As for those with disabilities, what if the employee has a hidden disability (like a health condition) that the employer is initially unaware of when the person is hired? Suppose the disability has no impact on the employee's capacity to do their job, but the employer finds out about the disability much later. Should the employer then be allowed to enforce a lower minimum wage on that employee? And maybe claim back any excess pay? Or should that (or every) employee be forced by law to disclose their entire medical history when applying for every job?
And how disabled does a person have to be before they are classed as disabled? And whose choice should it be to lower the minimum wage for the disabled worker? Should the employer be able to demand it, or should the employee have to volunteer for the lower wage? If it is the latter, how free will the employee's consent really be? Will the poor first be coerced into claiming disabled status, and then coerced further into accepting lower pay than they can actually live on? And will that not just drive down conditions for others near the bottom? It is a very slippery slope.
Kristian Niemietz is right (in this instance at least) to note that:
"The wage rate an employer is prepared to pay does not reflect his appreciation of an applicant’s human qualities, let alone of their ‘value’ as a ‘member of society’. It is merely the result of the interaction of demand and supply in the labour market, nothing more and nothing less."
And if supply exceeds demand then wage rates for those at the bottom will crash.
The reasoning behind the minimum wage is not to reduce unemployment (although indirectly it may actually do so). Its purpose is to support low wages and prevent them from crashing to subsistence level or lower. And yes it is inevitable that at the margin a few jobs may be 'lost'. However by supporting wages, vastly more people benefit by virtue of having increased incomes, not just those at the minimum wage level, but also those paid slightly above that level who will see their incomes rise above what would otherwise be the case. The result is that the spending power of the poor increases, and so too does economic activity. More money is put into the pockets of those who spend everything they earn, and more is taken out of the pockets of those that don't.
The corollary to this is that removing the minimum wage would probably send us back into recession.
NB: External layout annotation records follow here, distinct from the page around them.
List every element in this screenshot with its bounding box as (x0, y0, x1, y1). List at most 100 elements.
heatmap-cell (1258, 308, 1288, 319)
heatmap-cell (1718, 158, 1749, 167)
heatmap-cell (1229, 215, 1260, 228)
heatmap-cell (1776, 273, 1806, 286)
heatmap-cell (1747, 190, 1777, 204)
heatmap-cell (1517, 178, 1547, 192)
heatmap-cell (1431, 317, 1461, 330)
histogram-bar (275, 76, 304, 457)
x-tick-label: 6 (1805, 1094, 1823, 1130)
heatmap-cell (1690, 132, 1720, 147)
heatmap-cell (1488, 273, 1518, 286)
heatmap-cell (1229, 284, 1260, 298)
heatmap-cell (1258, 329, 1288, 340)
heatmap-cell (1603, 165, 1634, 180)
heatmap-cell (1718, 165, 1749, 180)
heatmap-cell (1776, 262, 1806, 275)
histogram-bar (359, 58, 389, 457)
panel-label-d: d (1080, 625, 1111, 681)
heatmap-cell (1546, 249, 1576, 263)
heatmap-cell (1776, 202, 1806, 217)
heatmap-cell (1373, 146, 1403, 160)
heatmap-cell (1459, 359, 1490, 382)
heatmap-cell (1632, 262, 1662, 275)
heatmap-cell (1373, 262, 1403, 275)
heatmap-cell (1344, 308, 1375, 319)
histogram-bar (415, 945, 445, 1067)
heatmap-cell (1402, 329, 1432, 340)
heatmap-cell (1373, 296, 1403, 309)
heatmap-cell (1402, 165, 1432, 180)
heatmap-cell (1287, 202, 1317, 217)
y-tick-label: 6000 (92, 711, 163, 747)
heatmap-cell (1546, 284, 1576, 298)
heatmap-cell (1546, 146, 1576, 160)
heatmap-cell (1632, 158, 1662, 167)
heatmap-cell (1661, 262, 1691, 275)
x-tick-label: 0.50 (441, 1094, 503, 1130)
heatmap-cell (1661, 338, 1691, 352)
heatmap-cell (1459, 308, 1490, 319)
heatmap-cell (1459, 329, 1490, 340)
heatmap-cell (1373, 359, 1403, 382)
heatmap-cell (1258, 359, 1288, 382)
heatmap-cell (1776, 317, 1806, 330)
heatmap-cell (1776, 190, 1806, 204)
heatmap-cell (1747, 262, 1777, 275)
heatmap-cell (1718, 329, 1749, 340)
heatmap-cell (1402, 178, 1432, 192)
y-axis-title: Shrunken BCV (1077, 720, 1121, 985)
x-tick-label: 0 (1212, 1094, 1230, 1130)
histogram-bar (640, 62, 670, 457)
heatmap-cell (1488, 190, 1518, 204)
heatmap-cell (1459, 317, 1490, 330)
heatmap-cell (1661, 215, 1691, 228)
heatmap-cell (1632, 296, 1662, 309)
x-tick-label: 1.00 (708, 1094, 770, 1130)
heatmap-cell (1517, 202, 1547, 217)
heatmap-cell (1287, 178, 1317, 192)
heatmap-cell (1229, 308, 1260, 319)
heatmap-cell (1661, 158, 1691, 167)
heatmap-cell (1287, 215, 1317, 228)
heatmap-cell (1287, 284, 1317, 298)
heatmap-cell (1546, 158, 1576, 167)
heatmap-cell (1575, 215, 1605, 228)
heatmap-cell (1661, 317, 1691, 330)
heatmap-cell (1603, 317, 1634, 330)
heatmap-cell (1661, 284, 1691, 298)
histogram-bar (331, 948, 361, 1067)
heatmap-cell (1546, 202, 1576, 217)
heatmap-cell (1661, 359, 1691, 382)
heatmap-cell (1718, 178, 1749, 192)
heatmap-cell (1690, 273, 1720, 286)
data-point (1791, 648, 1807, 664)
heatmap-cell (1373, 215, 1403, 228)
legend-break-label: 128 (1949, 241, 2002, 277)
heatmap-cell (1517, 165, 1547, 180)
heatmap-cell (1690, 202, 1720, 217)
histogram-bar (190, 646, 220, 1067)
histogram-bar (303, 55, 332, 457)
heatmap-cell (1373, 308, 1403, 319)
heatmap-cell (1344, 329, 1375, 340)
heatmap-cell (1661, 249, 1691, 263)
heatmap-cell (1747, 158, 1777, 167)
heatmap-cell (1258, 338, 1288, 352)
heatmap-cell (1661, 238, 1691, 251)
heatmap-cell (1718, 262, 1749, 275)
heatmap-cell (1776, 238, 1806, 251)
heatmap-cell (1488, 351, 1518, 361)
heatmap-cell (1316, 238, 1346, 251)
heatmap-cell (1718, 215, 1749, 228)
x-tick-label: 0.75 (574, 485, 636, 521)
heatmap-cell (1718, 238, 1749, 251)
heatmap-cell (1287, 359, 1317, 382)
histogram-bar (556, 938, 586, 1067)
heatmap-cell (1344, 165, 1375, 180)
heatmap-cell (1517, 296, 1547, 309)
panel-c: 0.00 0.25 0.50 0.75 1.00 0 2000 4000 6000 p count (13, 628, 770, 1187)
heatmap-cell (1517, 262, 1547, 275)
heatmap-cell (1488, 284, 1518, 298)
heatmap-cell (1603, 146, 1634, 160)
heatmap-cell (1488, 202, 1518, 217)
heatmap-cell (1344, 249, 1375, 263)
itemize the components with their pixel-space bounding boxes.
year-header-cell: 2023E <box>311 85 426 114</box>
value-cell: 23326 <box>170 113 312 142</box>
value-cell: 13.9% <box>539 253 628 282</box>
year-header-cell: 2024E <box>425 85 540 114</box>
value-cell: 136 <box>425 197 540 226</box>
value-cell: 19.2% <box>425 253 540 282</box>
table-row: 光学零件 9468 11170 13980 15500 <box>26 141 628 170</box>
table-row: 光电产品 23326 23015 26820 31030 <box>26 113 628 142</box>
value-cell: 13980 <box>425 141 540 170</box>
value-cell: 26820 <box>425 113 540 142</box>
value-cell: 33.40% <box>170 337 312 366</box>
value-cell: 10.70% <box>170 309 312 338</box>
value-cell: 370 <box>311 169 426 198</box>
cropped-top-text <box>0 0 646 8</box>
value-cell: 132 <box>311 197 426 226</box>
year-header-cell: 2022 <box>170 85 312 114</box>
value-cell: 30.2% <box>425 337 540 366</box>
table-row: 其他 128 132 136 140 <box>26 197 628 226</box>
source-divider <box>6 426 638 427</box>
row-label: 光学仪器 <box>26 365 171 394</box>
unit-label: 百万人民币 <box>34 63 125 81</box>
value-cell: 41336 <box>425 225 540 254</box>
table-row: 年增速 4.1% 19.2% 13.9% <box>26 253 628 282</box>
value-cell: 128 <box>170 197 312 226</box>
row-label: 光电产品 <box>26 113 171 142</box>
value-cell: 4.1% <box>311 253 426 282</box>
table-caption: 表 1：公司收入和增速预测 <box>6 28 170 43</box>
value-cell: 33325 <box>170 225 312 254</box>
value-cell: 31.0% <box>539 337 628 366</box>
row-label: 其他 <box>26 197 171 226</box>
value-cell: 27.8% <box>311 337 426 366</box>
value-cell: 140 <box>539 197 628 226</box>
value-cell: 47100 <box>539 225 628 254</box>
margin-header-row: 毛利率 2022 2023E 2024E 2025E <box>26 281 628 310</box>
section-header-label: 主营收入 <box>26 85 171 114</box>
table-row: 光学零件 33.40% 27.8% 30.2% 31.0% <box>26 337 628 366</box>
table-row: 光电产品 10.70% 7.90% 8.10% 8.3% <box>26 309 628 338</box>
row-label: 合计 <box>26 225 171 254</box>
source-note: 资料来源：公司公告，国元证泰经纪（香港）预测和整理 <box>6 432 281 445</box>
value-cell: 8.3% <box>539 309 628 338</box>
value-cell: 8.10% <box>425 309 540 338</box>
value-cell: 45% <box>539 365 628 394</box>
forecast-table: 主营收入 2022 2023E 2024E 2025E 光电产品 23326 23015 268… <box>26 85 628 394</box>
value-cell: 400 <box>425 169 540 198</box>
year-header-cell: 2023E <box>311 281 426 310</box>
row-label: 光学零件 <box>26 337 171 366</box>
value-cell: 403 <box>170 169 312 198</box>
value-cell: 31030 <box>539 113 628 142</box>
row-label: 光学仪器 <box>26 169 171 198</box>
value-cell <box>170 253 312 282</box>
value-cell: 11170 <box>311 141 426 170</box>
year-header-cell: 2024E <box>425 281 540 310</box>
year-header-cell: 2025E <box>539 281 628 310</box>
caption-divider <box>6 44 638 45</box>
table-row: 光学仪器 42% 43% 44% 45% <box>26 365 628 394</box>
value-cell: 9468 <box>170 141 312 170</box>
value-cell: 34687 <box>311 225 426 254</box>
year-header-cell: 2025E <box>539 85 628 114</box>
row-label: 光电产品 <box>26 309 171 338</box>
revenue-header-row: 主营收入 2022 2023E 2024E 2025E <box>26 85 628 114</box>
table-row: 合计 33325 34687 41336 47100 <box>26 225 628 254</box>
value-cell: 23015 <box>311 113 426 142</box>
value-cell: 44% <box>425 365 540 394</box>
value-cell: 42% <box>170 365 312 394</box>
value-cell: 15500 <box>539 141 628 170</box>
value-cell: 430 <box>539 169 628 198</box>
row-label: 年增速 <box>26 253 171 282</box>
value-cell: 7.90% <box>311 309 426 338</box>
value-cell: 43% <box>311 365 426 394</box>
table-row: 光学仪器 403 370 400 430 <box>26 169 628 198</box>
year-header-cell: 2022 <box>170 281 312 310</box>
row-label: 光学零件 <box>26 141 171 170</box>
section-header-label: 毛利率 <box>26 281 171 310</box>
Perhaps that is why the Tories in particular have had to accept it in practice even if they dislike it in principle. In which case the argument generally put forward in favour of abolition is not an economic one, but one of comparative advantage for those who generally vote Tory.
This debate about disability and the minimum wage is therefore not the right debate because the issue is not disability. The issues are poverty, full employment and long-term unemployment. The last of these could be better addressed by lowering employers' National Insurance contributions when they employ the long-term unemployed, not lowering the minimum wage for already vulnerable groups.
As for the issue of regional variations, surely the market should solve that problem? If a region like London has higher living costs, then low paid jobs should move to lower cost areas. If they can't move (for instance because they are service sector jobs that serve the London area), then the shortage of labour should push up local wages for those jobs, so government shouldn't need to intervene by increasing the local minimum wage. The market should do it itself. The resulting cost would be borne by the affluent local population, thereby making them less affluent. That is after all how markets are supposed to auto-correct. If that isn't happening, then it is a market failure. So perhaps the IEA should consider that issue first!